In diesem Augenblicke verließen die Schurken das Gummiwäldchen. Ich wußte, was ich wissen wollte, und kehrte in's Lager zurück, mit der Gewißheit, daß nicht alle Sträflinge sich in Australien bessern, wenn Paganel nichts dagegen hat!«

Als der Major geendet hatte, versanken seine Gefährten in schweigende Betrachtung.

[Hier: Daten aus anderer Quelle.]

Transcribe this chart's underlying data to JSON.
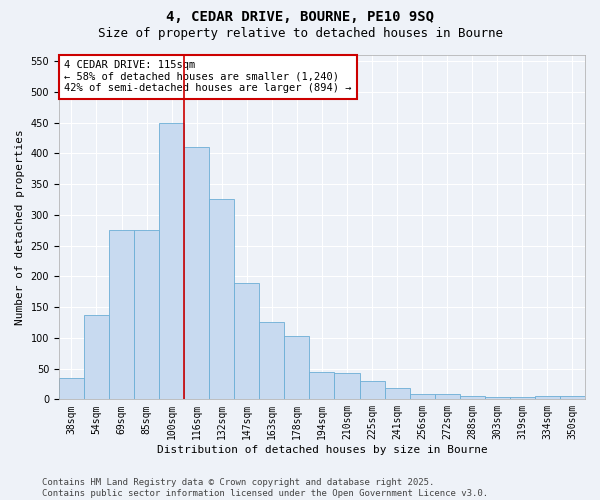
{
  "title": "4, CEDAR DRIVE, BOURNE, PE10 9SQ",
  "subtitle": "Size of property relative to detached houses in Bourne",
  "xlabel": "Distribution of detached houses by size in Bourne",
  "ylabel": "Number of detached properties",
  "categories": [
    "38sqm",
    "54sqm",
    "69sqm",
    "85sqm",
    "100sqm",
    "116sqm",
    "132sqm",
    "147sqm",
    "163sqm",
    "178sqm",
    "194sqm",
    "210sqm",
    "225sqm",
    "241sqm",
    "256sqm",
    "272sqm",
    "288sqm",
    "303sqm",
    "319sqm",
    "334sqm",
    "350sqm"
  ],
  "values": [
    35,
    137,
    275,
    275,
    450,
    410,
    325,
    190,
    125,
    103,
    45,
    43,
    30,
    18,
    8,
    8,
    5,
    4,
    4,
    5,
    5
  ],
  "bar_color": "#c8daf0",
  "bar_edge_color": "#6baed6",
  "red_line_color": "#cc0000",
  "ylim": [
    0,
    560
  ],
  "yticks": [
    0,
    50,
    100,
    150,
    200,
    250,
    300,
    350,
    400,
    450,
    500,
    550
  ],
  "annotation_title": "4 CEDAR DRIVE: 115sqm",
  "annotation_line1": "← 58% of detached houses are smaller (1,240)",
  "annotation_line2": "42% of semi-detached houses are larger (894) →",
  "annotation_box_color": "#ffffff",
  "annotation_box_edge": "#cc0000",
  "footer_line1": "Contains HM Land Registry data © Crown copyright and database right 2025.",
  "footer_line2": "Contains public sector information licensed under the Open Government Licence v3.0.",
  "background_color": "#eef2f8",
  "grid_color": "#ffffff",
  "title_fontsize": 10,
  "subtitle_fontsize": 9,
  "axis_label_fontsize": 8,
  "tick_fontsize": 7,
  "annotation_fontsize": 7.5,
  "footer_fontsize": 6.5
}
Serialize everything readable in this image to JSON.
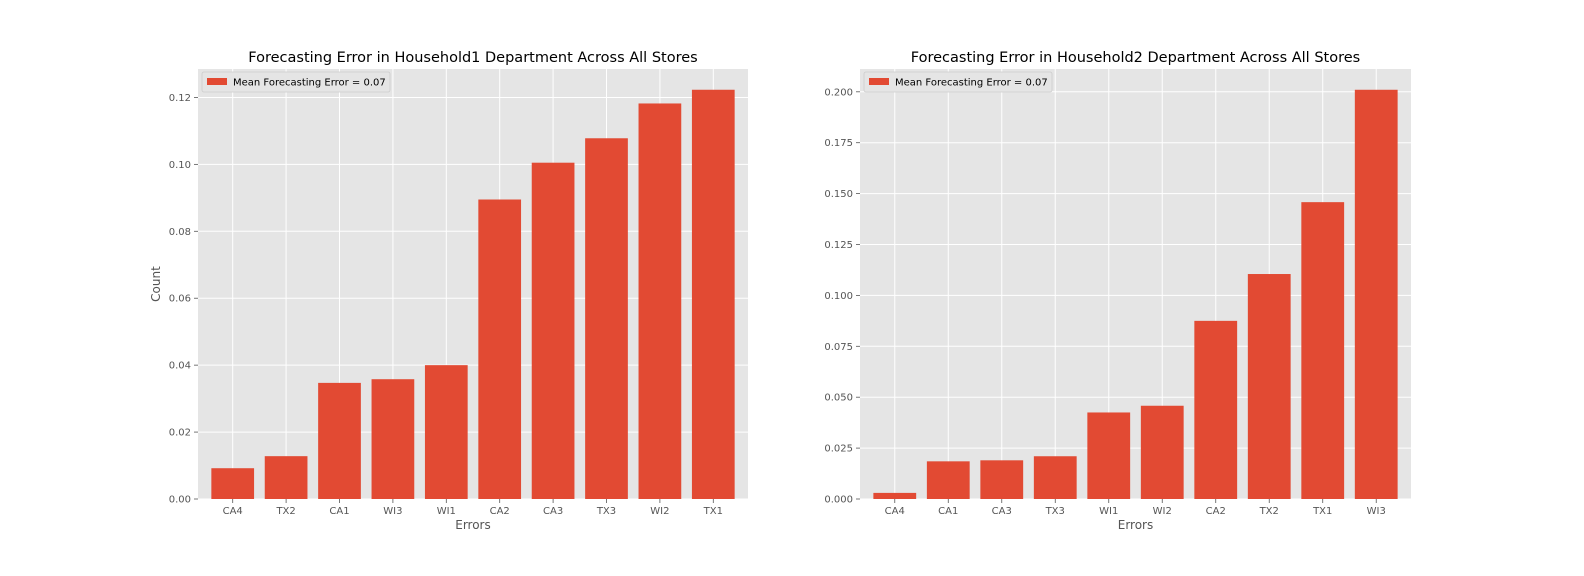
{
  "colors": {
    "bar": "#e24a33",
    "plot_background": "#e5e5e5",
    "grid": "#ffffff",
    "legend_background": "#e5e5e5",
    "legend_border": "#cccccc"
  },
  "chart_data": [
    {
      "type": "bar",
      "title": "Forecasting Error in Household1 Department Across All Stores",
      "xlabel": "Errors",
      "ylabel": "Count",
      "categories": [
        "CA4",
        "TX2",
        "CA1",
        "WI3",
        "WI1",
        "CA2",
        "CA3",
        "TX3",
        "WI2",
        "TX1"
      ],
      "series": [
        {
          "name": "Mean Forecasting Error = 0.07",
          "values": [
            0.0092,
            0.0128,
            0.0347,
            0.0358,
            0.04,
            0.0895,
            0.1005,
            0.1078,
            0.1182,
            0.1223
          ]
        }
      ],
      "ylim": [
        0,
        0.1285
      ],
      "yticks": [
        "0.00",
        "0.02",
        "0.04",
        "0.06",
        "0.08",
        "0.10",
        "0.12"
      ],
      "ytick_values": [
        0,
        0.02,
        0.04,
        0.06,
        0.08,
        0.1,
        0.12
      ],
      "grid": true,
      "legend_position": "top-left"
    },
    {
      "type": "bar",
      "title": "Forecasting Error in Household2 Department Across All Stores",
      "xlabel": "Errors",
      "ylabel": "",
      "categories": [
        "CA4",
        "CA1",
        "CA3",
        "TX3",
        "WI1",
        "WI2",
        "CA2",
        "TX2",
        "TX1",
        "WI3"
      ],
      "series": [
        {
          "name": "Mean Forecasting Error = 0.07",
          "values": [
            0.003,
            0.0185,
            0.019,
            0.021,
            0.0425,
            0.0458,
            0.0875,
            0.1105,
            0.1458,
            0.201
          ]
        }
      ],
      "ylim": [
        0,
        0.2112
      ],
      "yticks": [
        "0.000",
        "0.025",
        "0.050",
        "0.075",
        "0.100",
        "0.125",
        "0.150",
        "0.175",
        "0.200"
      ],
      "ytick_values": [
        0,
        0.025,
        0.05,
        0.075,
        0.1,
        0.125,
        0.15,
        0.175,
        0.2
      ],
      "grid": true,
      "legend_position": "top-left"
    }
  ]
}
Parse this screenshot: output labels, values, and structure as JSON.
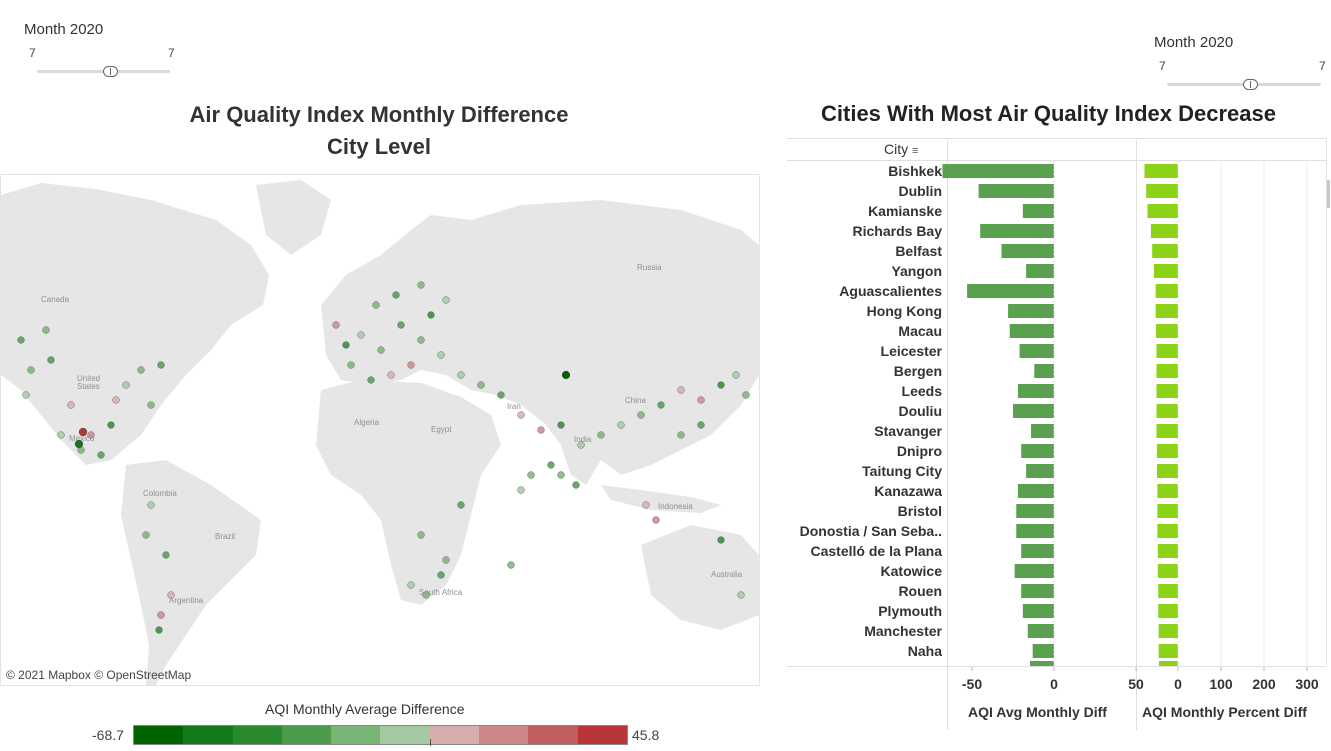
{
  "left_filter": {
    "title": "Month 2020",
    "min_value": "7",
    "max_value": "7"
  },
  "right_filter": {
    "title": "Month 2020",
    "min_value": "7",
    "max_value": "7"
  },
  "map": {
    "title_line1": "Air Quality Index Monthly Difference",
    "title_line2": "City Level",
    "copyright": "© 2021 Mapbox © OpenStreetMap",
    "labels": [
      "Canada",
      "United States",
      "Mexico",
      "Colombia",
      "Brazil",
      "Argentina",
      "Algeria",
      "Egypt",
      "Russia",
      "China",
      "Iran",
      "India",
      "Indonesia",
      "Australia",
      "South Africa"
    ]
  },
  "legend": {
    "title": "AQI Monthly Average Difference",
    "min": "-68.7",
    "max": "45.8",
    "colors": [
      "#006400",
      "#127a1a",
      "#2b8a2d",
      "#4d9c4b",
      "#79b574",
      "#a4c9a2",
      "#d9adac",
      "#cd8788",
      "#c15e60",
      "#b83638"
    ]
  },
  "bars": {
    "title": "Cities With Most Air Quality Index Decrease",
    "city_header": "City",
    "avg_axis_label": "AQI Avg Monthly Diff",
    "pct_axis_label": "AQI Monthly Percent Diff",
    "avg_ticks": [
      "-50",
      "0",
      "50"
    ],
    "pct_ticks": [
      "0",
      "100",
      "200",
      "300"
    ],
    "avg_color": "#59a14f",
    "pct_color": "#8cd317"
  },
  "chart_data": {
    "type": "bar",
    "title": "Cities With Most Air Quality Index Decrease",
    "categories": [
      "Bishkek",
      "Dublin",
      "Kamianske",
      "Richards Bay",
      "Belfast",
      "Yangon",
      "Aguascalientes",
      "Hong Kong",
      "Macau",
      "Leicester",
      "Bergen",
      "Leeds",
      "Douliu",
      "Stavanger",
      "Dnipro",
      "Taitung City",
      "Kanazawa",
      "Bristol",
      "Donostia / San Seba..",
      "Castelló de la Plana",
      "Katowice",
      "Rouen",
      "Plymouth",
      "Manchester",
      "Naha"
    ],
    "series": [
      {
        "name": "AQI Avg Monthly Diff",
        "values": [
          -68,
          -46,
          -19,
          -45,
          -32,
          -17,
          -53,
          -28,
          -27,
          -21,
          -12,
          -22,
          -25,
          -14,
          -20,
          -17,
          -22,
          -23,
          -23,
          -20,
          -24,
          -20,
          -19,
          -16,
          -13
        ]
      },
      {
        "name": "AQI Monthly Percent Diff",
        "values": [
          -78,
          -74,
          -71,
          -63,
          -60,
          -56,
          -52,
          -52,
          -51,
          -50,
          -50,
          -50,
          -50,
          -50,
          -49,
          -49,
          -48,
          -48,
          -48,
          -47,
          -47,
          -46,
          -46,
          -45,
          -45
        ]
      }
    ],
    "xlim_avg": [
      -70,
      50
    ],
    "xlim_pct": [
      -80,
      340
    ]
  }
}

»Also,« sagte Glenarvan mit zornigem Antlitz, »hat uns Ayrton bis hierher geschleppt, um uns zu berauben und zu ermorden?«

»Ja,« versetzte der Major.

»Und vom Wimerra an verfolgt seine Bande unsere Spur und späht nach einer günstigen Gelegenheit?«

»Ja.«

»Dieser Elende ist also nicht ein Matrose der Britannia? Er hat seinen Namen Ayrton, seinen Dienst an Bord gestohlen?«

Aller Blicke richteten sich auf Mac Nabbs, der sich selbst diese Fragen hatte vorlegen müssen.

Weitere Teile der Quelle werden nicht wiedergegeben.